His comments in The Defiant Ones stand in stark contrast to previous remarks about the incident. He was notoriously unapologetic in a 1991 interview with Rolling Stone, telling the magazine: "I just did it, you know. Ain't nothing you can do now by talking about it. Besides, it ain't no big thing - I just threw her through a door."
Barnes' assault - and allegations that Dre assaulted other women including his former girlfriend, Michel'le - resurfaced in 2015 after the release of the biopic Straight Outta Compton.
Barnes penned a piece for Gawker, titled: "Here's What's Missing From 'Straight Outta Compton': Me and the Other Women Dr. Dre Beat Up."
"When I was sitting there in the theatre, and the movie's timeline skipped by my attack without a glance, I was like, 'Uhhh, what happened?,' " Barnes wrote. "Like many of the women that knew and worked with N.W.A, I found myself a casualty of Straight Outta Compton's revisionist history."
Dre responded with what many considered a lackluster apology. "I apologize to the women I've hurt," he said in a statement to the New York Times. "I deeply regret what I did and know that it has forever impacted all of our lives."
Barnes is featured in The Defiant Ones, where she recalls interviewing N.W.A on her hip-hop show Pump It Up in 1990, following Ice Cube's departure from the group.
"From the very moment it started, the energy was bad," said Barnes, who had been friends with Dre and the members of N.W.A. Things reached a tipping point after Barnes' producer insisted she film a rebuttal from Ice Cube, which aired during the N.W.A segment.
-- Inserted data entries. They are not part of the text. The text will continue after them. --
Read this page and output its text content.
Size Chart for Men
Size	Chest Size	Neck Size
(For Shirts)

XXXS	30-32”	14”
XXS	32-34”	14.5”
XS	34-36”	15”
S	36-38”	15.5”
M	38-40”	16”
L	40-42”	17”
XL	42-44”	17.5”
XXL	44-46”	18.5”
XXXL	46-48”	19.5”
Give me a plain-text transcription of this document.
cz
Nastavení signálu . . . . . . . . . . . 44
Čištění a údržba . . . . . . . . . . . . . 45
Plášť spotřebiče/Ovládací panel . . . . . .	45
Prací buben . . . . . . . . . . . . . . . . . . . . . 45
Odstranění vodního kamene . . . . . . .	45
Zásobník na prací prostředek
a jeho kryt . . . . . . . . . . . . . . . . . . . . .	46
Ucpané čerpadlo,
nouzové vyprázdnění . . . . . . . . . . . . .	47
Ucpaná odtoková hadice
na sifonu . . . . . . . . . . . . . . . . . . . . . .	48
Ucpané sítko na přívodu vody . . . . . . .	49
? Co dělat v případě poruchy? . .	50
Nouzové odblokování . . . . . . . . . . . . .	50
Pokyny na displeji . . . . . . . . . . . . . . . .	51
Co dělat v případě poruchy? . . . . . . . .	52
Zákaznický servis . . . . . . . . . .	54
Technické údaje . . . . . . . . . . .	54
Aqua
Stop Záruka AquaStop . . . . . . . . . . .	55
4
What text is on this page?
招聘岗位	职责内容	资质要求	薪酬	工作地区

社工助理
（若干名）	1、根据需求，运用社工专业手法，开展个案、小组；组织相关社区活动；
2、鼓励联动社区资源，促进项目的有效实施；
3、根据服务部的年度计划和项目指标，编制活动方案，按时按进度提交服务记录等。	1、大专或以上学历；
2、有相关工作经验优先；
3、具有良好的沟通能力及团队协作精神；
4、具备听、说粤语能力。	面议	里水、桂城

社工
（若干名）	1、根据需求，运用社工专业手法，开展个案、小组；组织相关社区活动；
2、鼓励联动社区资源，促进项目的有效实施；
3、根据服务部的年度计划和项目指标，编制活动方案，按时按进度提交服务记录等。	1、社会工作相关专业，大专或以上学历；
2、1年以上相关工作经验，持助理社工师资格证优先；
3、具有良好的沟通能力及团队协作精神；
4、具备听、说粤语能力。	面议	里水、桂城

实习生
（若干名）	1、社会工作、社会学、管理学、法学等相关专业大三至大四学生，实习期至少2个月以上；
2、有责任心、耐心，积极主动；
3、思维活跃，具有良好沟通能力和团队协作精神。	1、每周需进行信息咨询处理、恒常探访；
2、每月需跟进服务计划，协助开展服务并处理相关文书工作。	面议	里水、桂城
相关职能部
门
Barnes recalls running into a drunk Dr Dre at a Def Jam party a few months later in January 1991. "The next thing I know, he snatched me up," Barnes said. "And when I say he snatched me up, my feet were off the ground. It was like, 'shit.' You know, like the strength and the rage. And, you know. Everybody knows the story from there."
Director Allen Hughes intersperses Barnes and Dre's interviews with news reports about the assault, and the civil suit Barnes filed shortly after.
"I don't think I was out of touch with reality, but I was Dr Dre, and this was a very low point in my life," a solemn Dre says.
He continues: "I've done a lot of stupid s*** in my life, a lot of things that I wish I could go and take back. I've experienced abuse. I've watched my mother get abused, you know? So it's like, there's absolutely no excuse for it. No woman should ever be treated that way. Any man that puts his hands on a female is a f***ing idiot. He's out of his f***ing mind. And I was out of my f***ing mind at the time. I f***ed up. I paid for it. I'm sorry for it. And I apologised for it.
"I have this dark cloud that follows me, and it's going to be attached to me forever. It's a major blemish on who I am as a man, and every time it comes up, it just makes me feel f***ed up. So it's just like, what do I do? What do I do to get rid of this dark cloud? I don't know what else to do. I'm learning. I'm trying to become a better person, become a better man.
"In the end, I've hurt people that I care about. And for that, I'm really sorry."
Hughes spoke about Dre's apology during a June appearance on "Sway in the Morning," Sway Calloway's SiriusXM show. "What happened with Dee Barnes, Dre's dealing with it directly," Hughes said when Sway asked if the documentary would touch on the assault. "And guess what, Dee Barnes is in the film as well," Hugh added to audible gasps from others in the studio.
When Sway asked if Dre apologized in the series, Hughes said "absolutely" and that neither he nor Dre would have done the documentary without including an apology.
Hughes also referenced Barnes' 2015 Gawker piece, telling Sway that he had already filmed Dre's apology for The Defiant Ones at the time.
"We had already had the apology in the can for a year, and it was so surreal because I was like damn ... what are you going to tell people that Dre already dealt with this, opened up about it? We had to sit on it for another two years."
As for Barnes, she seems to have forgiven Dre for the incident. "From a personal standpoint, I feel like I've handled it well," she says in The Defiant Ones.
"I had to stand up just because I would probably never forgive myself if I hadn't."
"I went through the anger and the dismay and, you know, I worked those things out to where I got to a place of peace," Barnes adds.
"Forgiveness, it's not really about the other person. Forgiveness is ... for you. You do it for yourself because what are you going to do with all that anger?"
* Sky TV says The Defiant Ones is not currently available to broadcast outside the US.